Davis, from the division of comparative data and informatics at the University HealthSystem Consortium, Chicago, and colleagues found that hospital volume did not affect in-hospital mortality after controlling for patient and hospital characteristics.

However, they found that patients who had procedures performed by a surgeon in the highest quintile of volume were less likely to experience in-hospital mortality (adjusted OR = 1.69; 95% CI, 1.44-1.97), and a model with that as a significant predictor had an area under the receiver operating characteristic curve of 0.79. They wrote that optimal surgeon volume is more than 12 cases per year, much higher than called for in current guidelines.

“These results suggest that the surgeon’s technical skills, which are refined over time through higher procedure volume, plays a more important role in reducing in-hospital mortality that the more general refinement of care processes for patients receiving an LVAD,” they wrote.

Centralize procedures

In a related editorial, John M. Fallon, MD, and David A. Axelrod, MD, MBA, wrote that the study by Shah and colleagues “was limited by the inherent imprecision of administrative databases,” but “it is likely that these conclusions are robust,” whereas the results of the study by Davis and colleagues “may reflect that the [University HealthSystem Consortium] database is already a selected group of academic centers.

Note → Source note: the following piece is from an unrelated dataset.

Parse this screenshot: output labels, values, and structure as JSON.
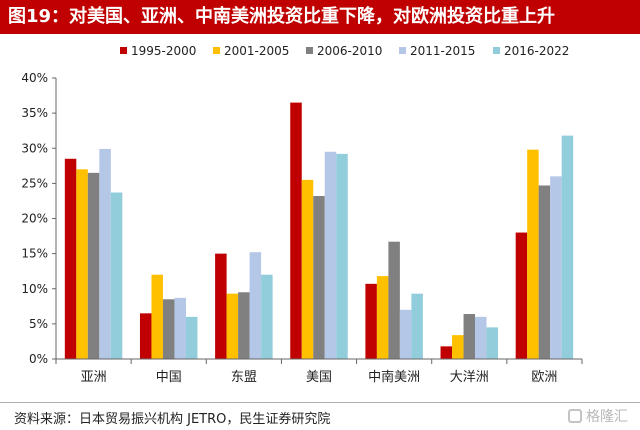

Consequently, the conclusions may not be generalizable to smaller community hospitals or nonacademic centers.”

Fallon and Axelrod, both from the department of surgery, Dartmouth-Hitchcock Medical Center in Lebanon, New Hampshire, wrote that hospital volume may be the more persuasive metric because “few would argue for VAD implantation by a high-volume surgeon in a low-volume hospital,” given the support that is required.

“There appears to be a strong argument to centralize high-complexity procedures in high-volume centers, although it is not clear what the long-term impact of future concentration of medical care would be,” they wrote. – by Erik Swain

References:

Davis KF, et al. J Card Fail. 2016;doi:10.1016/j.cardfail.2015.10.012.

Fallon JM, Axelrod DA. J Card Fail. 2016;doi:10.1016/j.cardfail.2016.01.003.

Shah N, et al. J Card Fail. 2016;doi:10.1016/j.cardfail.2015.10.016.

Disclosure: Both sets of researchers and Fallon report no relevant financial disclosures. Axelrod reports being an owner of XynManagement.